Rapid change, social upheaval, and insecurity have created a psychological crisis that religious extremists of all persuasions exploit by offering youths a sense of mission and paths to leadership.
As executive director of Interfaith Youth Core, Eboo Patel fosters international relationships based on mutual respect and shared values between religious young people. At the PUSH conference this summer in Minneapolis, Patel described the “youth bulge” and the increasing social complexity that shapes its attitudes, from evolving gender roles to disappearing traditional occupations to exposure to other cultures.
Meanwhile, pluralist societies such as our own tend to patronize the young with a pat on the head and no real responsibility. Young people, Patel asserts, want clear identity and powerful impact, and our challenge is how to nurture that in a diverse, democratic society.
One place for us to begin is to recognize that we need battalions of young, energized, interconnected, tech-savvy idealists, because they are the ones equipped to solve today’s daunting challenges. Everywhere I go, I encounter brilliant young people who are full of vision and entrepreneurial spirit. More and more, they give me cause for hope.

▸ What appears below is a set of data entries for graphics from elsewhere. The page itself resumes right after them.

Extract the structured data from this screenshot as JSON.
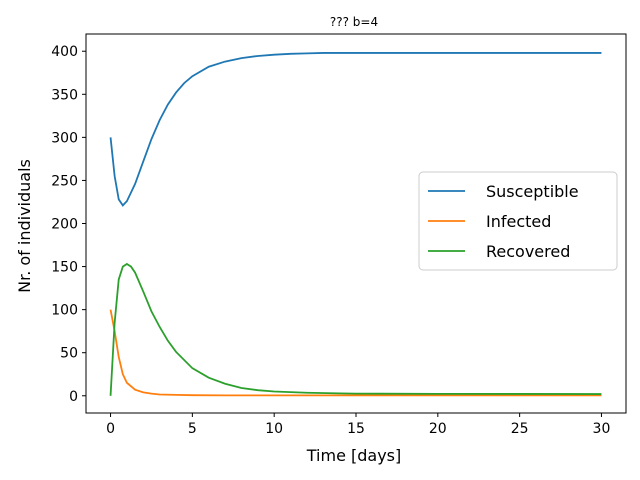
{
  "chart_data": {
    "type": "line",
    "title": "??? b=4",
    "xlabel": "Time [days]",
    "ylabel": "Nr. of individuals",
    "xlim": [
      -1.5,
      31.5
    ],
    "ylim": [
      -20,
      420
    ],
    "xticks": [
      0,
      5,
      10,
      15,
      20,
      25,
      30
    ],
    "yticks": [
      0,
      50,
      100,
      150,
      200,
      250,
      300,
      350,
      400
    ],
    "grid": false,
    "legend_position": "right",
    "series": [
      {
        "name": "Susceptible",
        "color": "#1f77b4",
        "x": [
          0,
          0.25,
          0.5,
          0.75,
          1,
          1.5,
          2,
          2.5,
          3,
          3.5,
          4,
          4.5,
          5,
          6,
          7,
          8,
          9,
          10,
          11,
          12,
          13,
          14,
          15,
          17,
          20,
          25,
          30
        ],
        "y": [
          300,
          255,
          228,
          221,
          226,
          246,
          272,
          298,
          320,
          338,
          352,
          363,
          371,
          382,
          388,
          392,
          394.5,
          396,
          397,
          397.5,
          398,
          398,
          398,
          398,
          398,
          398,
          398
        ]
      },
      {
        "name": "Infected",
        "color": "#ff7f0e",
        "x": [
          0,
          0.25,
          0.5,
          0.75,
          1,
          1.5,
          2,
          2.5,
          3,
          4,
          5,
          7,
          10,
          15,
          20,
          25,
          30
        ],
        "y": [
          100,
          75,
          45,
          25,
          15,
          7,
          4,
          2.5,
          1.5,
          1,
          0.7,
          0.5,
          0.5,
          0.5,
          0.5,
          0.5,
          0.5
        ]
      },
      {
        "name": "Recovered",
        "color": "#2ca02c",
        "x": [
          0,
          0.25,
          0.5,
          0.75,
          1,
          1.25,
          1.5,
          2,
          2.5,
          3,
          3.5,
          4,
          5,
          6,
          7,
          8,
          9,
          10,
          12,
          14,
          15,
          20,
          25,
          30
        ],
        "y": [
          0,
          85,
          135,
          150,
          153,
          150,
          143,
          121,
          98,
          80,
          64,
          51,
          32,
          21,
          14,
          9,
          6.5,
          5,
          3.5,
          2.8,
          2.5,
          2.2,
          2.1,
          2
        ]
      }
    ]
  }
}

I got an extra dose of optimism when my middle son, Oliver, graduated from Wesleyan University in Middletown, Connecticut, in May. It was a perfect early summer day, and the excitement of graduation was heightened by the fact that Barack Obama was the last-minute replacement for an ailing Ted Kennedy.
Obama delivered a stirring call to service: “You can take your diploma, walk off this stage, and chase only after the big house and the nice suits and all the other things that our money culture says you should buy. . . . But I hope you don’t . . . because our individual salvation depends on collective salvation. . . . At a time of so much cynicism and so much doubt, we need you to make us believe again.”